At the project level, a high-quality carbon offset-generating project must deliver on three primary criteria:
- Additionality – signifies that the project is not mandated by law and requires the economic proceeds from the sale of carbon offsets to justify operating. In other words, the project activity would not take place if offsets were not created and sold.
- Permanence – refers to the project’s ability to keep the emissions it’s removing or reducing out of the atmosphere for a significant length of time. If the project’s impact only exists on a short time scale, its climate contributions are understandably limited.
- Leakage – implies that a project’s activities are having an unintended increase in carbon emissions or shifting emissions to another location. For example, if a project protects an area from clear-cut logging, and the logging company simply moves down the road and cuts down another nearby forest – that’s leakage. This needs to be avoided. High-quality projects have very low leakage.
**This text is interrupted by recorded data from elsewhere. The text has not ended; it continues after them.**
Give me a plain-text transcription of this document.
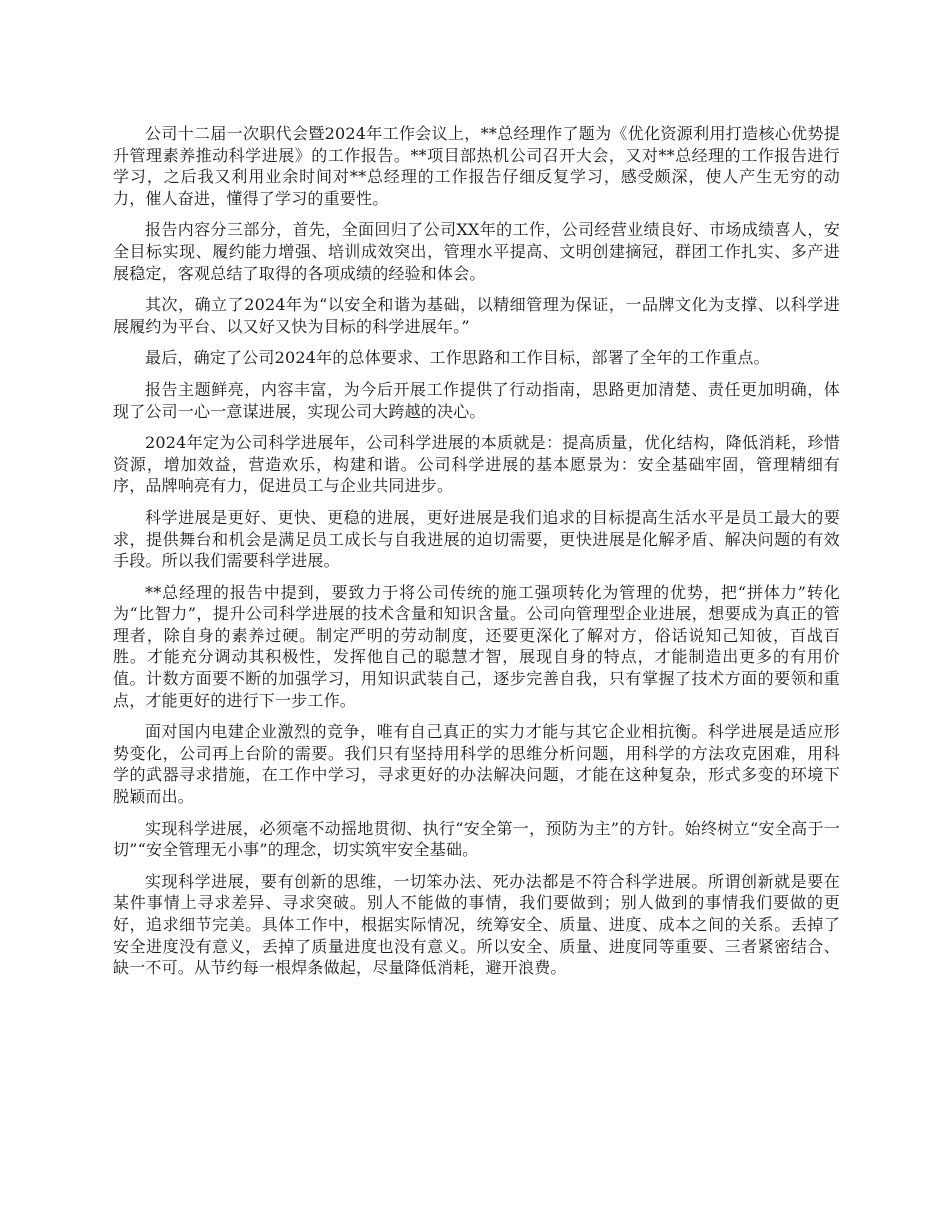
公司十二届一次职代会暨2024年工作会议上，**总经理作了题为《优化资源利用打造核心优势提升管理素养推动科学进展》的工作报告。**项目部热机公司召开大会，又对**总经理的工作报告进行学习，之后我又利用业余时间对**总经理的工作报告仔细反复学习，感受颇深，使人产生无穷的动力，催人奋进，懂得了学习的重要性。

报告内容分三部分，首先，全面回归了公司XX年的工作，公司经营业绩良好、市场成绩喜人，安全目标实现、履约能力增强、培训成效突出，管理水平提高、文明创建摘冠，群团工作扎实、多产进展稳定，客观总结了取得的各项成绩的经验和体会。

其次，确立了2024年为“以安全和谐为基础，以精细管理为保证，一品牌文化为支撑、以科学进展履约为平台、以又好又快为目标的科学进展年。”

最后，确定了公司2024年的总体要求、工作思路和工作目标，部署了全年的工作重点。

报告主题鲜亮，内容丰富，为今后开展工作提供了行动指南，思路更加清楚、责任更加明确，体现了公司一心一意谋进展，实现公司大跨越的决心。

2024年定为公司科学进展年，公司科学进展的本质就是：提高质量，优化结构，降低消耗，珍惜资源，增加效益，营造欢乐，构建和谐。公司科学进展的基本愿景为：安全基础牢固，管理精细有序，品牌响亮有力，促进员工与企业共同进步。

科学进展是更好、更快、更稳的进展，更好进展是我们追求的目标提高生活水平是员工最大的要求，提供舞台和机会是满足员工成长与自我进展的迫切需要，更快进展是化解矛盾、解决问题的有效手段。所以我们需要科学进展。

**总经理的报告中提到，要致力于将公司传统的施工强项转化为管理的优势，把“拼体力”转化为“比智力”，提升公司科学进展的技术含量和知识含量。公司向管理型企业进展，想要成为真正的管理者，除自身的素养过硬。制定严明的劳动制度，还要更深化了解对方，俗话说知己知彼，百战百胜。才能充分调动其积极性，发挥他自己的聪慧才智，展现自身的特点，才能制造出更多的有用价值。计数方面要不断的加强学习，用知识武装自己，逐步完善自我，只有掌握了技术方面的要领和重点，才能更好的进行下一步工作。

面对国内电建企业激烈的竞争，唯有自己真正的实力才能与其它企业相抗衡。科学进展是适应形势变化，公司再上台阶的需要。我们只有坚持用科学的思维分析问题，用科学的方法攻克困难，用科学的武器寻求措施，在工作中学习，寻求更好的办法解决问题，才能在这种复杂，形式多变的环境下脱颖而出。

实现科学进展，必须毫不动摇地贯彻、执行“安全第一，预防为主”的方针。始终树立“安全高于一切”“安全管理无小事”的理念，切实筑牢安全基础。

实现科学进展，要有创新的思维，一切笨办法、死办法都是不符合科学进展。所谓创新就是要在某件事情上寻求差异、寻求突破。别人不能做的事情，我们要做到；别人做到的事情我们要做的更好，追求细节完美。具体工作中，根据实际情况，统筹安全、质量、进度、成本之间的关系。丢掉了安全进度没有意义，丢掉了质量进度也没有意义。所以安全、质量、进度同等重要、三者紧密结合、缺一不可。从节约每一根焊条做起，尽量降低消耗，避开浪费。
The highest-quality carbon offset projects also consider the project’s human and environmental impact and create co-benefits that strengthen communities and preserve ecosystems. At Vida, prospective projects undergo a rigorous evaluation process; only projects that achieve extensive co-benefits are considered for our investment portfolio.
Due to recent growth, the carbon offset market has been referred to as the New Canadian Gold Rush, but this market is just getting started and has yet to reach the scale required to meet global demand. Over 10,000 businesses, educational institutions, and organizations have committed to the UN’s Race to Zero, and hundreds more have set carbon-neutral climate objectives. To meet these goals, total carbon offset volumes must grow to $550 billion in value, representing a massive opportunity for Canada.
Although firms like Vida Carbon are actively working to develop the carbon credit industry, public support and understanding are essential to achieving the scale required. Carbon offsets are the key to achieving Canada, and the world’s, CO2 reduction goals, but before they can be utilized to their full potential, leaders in this sector must help educate Canadians on the crucial role of carbon markets in the fight against climate change.
Jamie Keech is the Co-Founder & Executive Chairman at Vida Carbon.